Comment 18 Jan Bücken 2009-02-26 05:17:35 UTC
(In reply to comment #15)
> 2) For the "iwlist bug" I have to do a second bisect. The bug split (I get a
> connection to an access point, but iwlist wlan0 scan fails)

I will wait for the 2.6.29 now and test both problems then, maybe they are gone.
I will do a new bisect if and only if the problems are still present then.
Comment 19 Jan Bücken 2009-04-01 12:51:23 UTC
both still present with 2.6.29 (gentoo-sources)
Comment 20 Bob Copeland 2009-04-01 14:14:29 UTC
Please post the dmesg of the attempt to associate with AP.  

You can also try this patch in the meantime:

http://marc.info/?l=linux-wireless&m=123841474910111&w=2
Comment 21 Jan Bücken 2009-04-09 19:55:16 UTC
(In reply to comment #20)
> Please post the dmesg of the attempt to associate with AP.  

It shows nothing... (tested with gentoo-sources-2.6.29-r1, CONFIG_MAC80211_DEBUG_MENU and
CONFIG_MAC80211_VERBOSE_DEBUG turned on)

> 
> You can also try this patch in the meantime:
> 
> http://marc.info/?l=linux-wireless&m=123841474910111&w=2

I will do this next
Comment 22 Jan Bücken 2009-04-09 19:59:14 UTC
oh I forgot: only wpa_cli repeats "CTRL-EVENT-SCAN-RESULTS" regulary

Happy Easter!
Comment 23 Jan Bücken 2009-06-28 22:19:39 UTC
Today I installed gentoo on an old desktop system.
I have an external "Siemens Gigaset 54 Usb" adapter.

I installed the 2.6.27-r8 and 2.6.29-r5 kernel (gentoo-sources).

And now an important new info: 
I thought this bug is a problem with the ath5k, but I have the same bug with the p54usb: It is all ok with the 2.6.27 but with 2.6.29 wpa-cli does not connect to the ap! (ap with WPA2).
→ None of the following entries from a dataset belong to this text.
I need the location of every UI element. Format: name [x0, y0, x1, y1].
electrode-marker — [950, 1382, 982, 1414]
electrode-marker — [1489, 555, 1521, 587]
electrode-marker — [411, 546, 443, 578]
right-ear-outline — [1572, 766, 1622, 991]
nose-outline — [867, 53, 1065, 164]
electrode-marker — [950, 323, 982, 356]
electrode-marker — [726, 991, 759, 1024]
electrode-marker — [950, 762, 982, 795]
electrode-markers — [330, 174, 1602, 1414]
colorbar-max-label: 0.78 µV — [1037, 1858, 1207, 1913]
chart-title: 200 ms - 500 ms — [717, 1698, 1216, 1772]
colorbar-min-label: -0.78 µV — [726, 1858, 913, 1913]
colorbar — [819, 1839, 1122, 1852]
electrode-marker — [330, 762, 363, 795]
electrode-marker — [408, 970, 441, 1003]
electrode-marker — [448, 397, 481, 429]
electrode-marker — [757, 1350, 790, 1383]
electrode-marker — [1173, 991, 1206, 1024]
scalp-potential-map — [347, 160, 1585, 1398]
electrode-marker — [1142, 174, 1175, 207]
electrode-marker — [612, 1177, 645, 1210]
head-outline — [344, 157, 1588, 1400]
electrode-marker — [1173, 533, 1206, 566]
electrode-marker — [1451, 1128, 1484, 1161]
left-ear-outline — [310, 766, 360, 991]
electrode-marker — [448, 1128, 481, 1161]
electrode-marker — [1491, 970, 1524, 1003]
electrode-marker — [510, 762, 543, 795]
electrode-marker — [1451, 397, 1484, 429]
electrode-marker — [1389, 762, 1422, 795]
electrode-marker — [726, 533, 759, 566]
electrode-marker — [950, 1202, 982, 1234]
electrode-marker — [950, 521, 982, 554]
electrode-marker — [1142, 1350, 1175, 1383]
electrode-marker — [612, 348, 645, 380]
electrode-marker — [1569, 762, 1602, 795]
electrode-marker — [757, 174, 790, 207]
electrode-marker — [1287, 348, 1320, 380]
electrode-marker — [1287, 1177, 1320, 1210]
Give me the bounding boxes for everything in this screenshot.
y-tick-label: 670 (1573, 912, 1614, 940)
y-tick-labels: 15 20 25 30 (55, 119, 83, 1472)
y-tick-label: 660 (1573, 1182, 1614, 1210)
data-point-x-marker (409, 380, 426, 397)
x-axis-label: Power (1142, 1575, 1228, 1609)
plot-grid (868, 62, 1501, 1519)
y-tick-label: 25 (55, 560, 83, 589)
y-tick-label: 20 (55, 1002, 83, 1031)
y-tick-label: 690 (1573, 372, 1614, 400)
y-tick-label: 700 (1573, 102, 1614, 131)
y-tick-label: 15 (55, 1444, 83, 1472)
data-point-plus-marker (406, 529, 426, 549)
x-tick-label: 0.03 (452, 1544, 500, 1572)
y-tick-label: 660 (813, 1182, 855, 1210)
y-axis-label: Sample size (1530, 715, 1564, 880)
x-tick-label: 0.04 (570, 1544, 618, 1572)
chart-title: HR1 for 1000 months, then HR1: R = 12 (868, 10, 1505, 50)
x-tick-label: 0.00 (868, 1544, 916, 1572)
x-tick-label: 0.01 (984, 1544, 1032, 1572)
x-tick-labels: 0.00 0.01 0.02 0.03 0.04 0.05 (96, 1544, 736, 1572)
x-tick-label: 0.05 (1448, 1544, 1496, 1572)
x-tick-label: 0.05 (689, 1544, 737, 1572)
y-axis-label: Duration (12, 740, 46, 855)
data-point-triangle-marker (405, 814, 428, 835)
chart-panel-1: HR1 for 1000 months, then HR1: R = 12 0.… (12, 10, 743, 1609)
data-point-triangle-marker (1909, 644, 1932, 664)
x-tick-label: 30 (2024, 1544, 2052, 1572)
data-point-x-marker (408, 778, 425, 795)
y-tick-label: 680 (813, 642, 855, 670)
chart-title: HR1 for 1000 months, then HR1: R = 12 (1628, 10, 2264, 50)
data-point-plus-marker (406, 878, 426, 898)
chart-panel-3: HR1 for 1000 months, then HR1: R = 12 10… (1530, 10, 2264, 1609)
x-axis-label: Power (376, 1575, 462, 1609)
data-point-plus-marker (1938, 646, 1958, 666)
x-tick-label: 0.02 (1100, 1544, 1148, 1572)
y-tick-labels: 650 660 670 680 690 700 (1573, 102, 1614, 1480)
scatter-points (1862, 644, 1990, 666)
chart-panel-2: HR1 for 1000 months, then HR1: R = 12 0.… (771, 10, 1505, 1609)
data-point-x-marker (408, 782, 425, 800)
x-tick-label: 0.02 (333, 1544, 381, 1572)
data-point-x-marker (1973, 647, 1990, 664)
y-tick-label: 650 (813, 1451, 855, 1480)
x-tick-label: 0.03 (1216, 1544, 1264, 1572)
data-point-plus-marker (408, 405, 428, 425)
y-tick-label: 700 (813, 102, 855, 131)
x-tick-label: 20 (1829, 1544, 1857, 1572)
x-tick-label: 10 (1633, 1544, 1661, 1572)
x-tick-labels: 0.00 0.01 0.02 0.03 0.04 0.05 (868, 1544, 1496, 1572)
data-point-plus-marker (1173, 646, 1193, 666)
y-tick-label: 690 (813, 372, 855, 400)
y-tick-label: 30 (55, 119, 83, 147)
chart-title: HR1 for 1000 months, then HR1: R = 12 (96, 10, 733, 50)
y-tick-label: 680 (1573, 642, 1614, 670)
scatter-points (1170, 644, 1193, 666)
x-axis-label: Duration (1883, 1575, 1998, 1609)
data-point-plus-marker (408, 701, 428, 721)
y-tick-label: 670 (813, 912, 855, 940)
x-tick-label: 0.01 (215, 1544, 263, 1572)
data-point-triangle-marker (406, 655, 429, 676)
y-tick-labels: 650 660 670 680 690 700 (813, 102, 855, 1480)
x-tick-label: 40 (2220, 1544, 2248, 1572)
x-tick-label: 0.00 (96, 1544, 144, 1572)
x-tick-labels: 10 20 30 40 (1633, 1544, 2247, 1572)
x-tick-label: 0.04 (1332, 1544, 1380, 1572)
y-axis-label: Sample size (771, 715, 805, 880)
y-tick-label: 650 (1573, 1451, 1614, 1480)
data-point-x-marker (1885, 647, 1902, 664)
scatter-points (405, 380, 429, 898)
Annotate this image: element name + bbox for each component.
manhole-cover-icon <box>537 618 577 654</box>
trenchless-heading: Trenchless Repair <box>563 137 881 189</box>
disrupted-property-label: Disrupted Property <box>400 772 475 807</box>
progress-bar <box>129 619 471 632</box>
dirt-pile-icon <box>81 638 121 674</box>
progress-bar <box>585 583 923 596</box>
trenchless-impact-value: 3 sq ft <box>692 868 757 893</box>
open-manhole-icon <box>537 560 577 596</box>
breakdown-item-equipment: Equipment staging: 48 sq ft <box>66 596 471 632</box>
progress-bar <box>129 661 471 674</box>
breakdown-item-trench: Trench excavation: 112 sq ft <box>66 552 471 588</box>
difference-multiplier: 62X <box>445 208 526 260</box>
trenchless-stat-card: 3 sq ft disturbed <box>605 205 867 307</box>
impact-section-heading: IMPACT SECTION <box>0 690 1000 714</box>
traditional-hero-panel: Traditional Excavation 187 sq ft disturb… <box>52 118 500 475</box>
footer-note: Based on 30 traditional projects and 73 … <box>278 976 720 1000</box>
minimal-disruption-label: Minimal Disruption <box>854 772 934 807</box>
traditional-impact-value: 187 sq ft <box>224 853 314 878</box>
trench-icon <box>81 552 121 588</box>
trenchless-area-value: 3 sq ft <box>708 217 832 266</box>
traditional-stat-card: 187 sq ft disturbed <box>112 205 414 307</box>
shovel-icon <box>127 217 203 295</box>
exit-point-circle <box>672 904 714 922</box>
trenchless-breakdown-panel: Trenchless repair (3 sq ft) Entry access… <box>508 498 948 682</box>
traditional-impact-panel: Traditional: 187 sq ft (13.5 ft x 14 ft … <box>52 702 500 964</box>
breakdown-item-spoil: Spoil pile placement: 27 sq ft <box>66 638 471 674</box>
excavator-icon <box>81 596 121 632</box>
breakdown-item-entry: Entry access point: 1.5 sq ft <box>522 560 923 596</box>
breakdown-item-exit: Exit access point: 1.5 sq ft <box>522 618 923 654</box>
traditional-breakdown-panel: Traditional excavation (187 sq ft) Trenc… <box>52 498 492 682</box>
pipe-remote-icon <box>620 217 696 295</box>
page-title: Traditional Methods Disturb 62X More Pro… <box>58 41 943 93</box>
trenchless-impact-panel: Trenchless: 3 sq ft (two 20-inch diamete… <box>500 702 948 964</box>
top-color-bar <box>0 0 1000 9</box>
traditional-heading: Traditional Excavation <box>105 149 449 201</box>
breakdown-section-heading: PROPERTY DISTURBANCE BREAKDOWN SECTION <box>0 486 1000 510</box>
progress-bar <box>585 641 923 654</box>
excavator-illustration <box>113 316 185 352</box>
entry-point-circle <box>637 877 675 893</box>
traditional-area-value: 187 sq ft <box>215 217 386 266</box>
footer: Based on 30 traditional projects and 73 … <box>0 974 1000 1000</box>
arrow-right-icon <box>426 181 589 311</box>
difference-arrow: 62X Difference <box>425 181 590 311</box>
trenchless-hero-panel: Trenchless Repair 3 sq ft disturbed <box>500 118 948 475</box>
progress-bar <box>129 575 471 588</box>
My friend has a bcm4318 and uses the b43 - module. He is not affected by this bug.

Does ath5k and p54usb have any same dependecies / code they use, which does not has / is not used by the b43-module? Maybe we can narrow the regression / patch down, now.

I don't test this bug with 2.6.30 yet.
Comment 24 Jan Bücken 2009-07-03 20:46:25 UTC
(In reply to comment #23)

> I don't test this bug with 2.6.30 yet.

Test it. On both systems (with gentoo-sources-2.6.30-r1). It seems to be FIXED.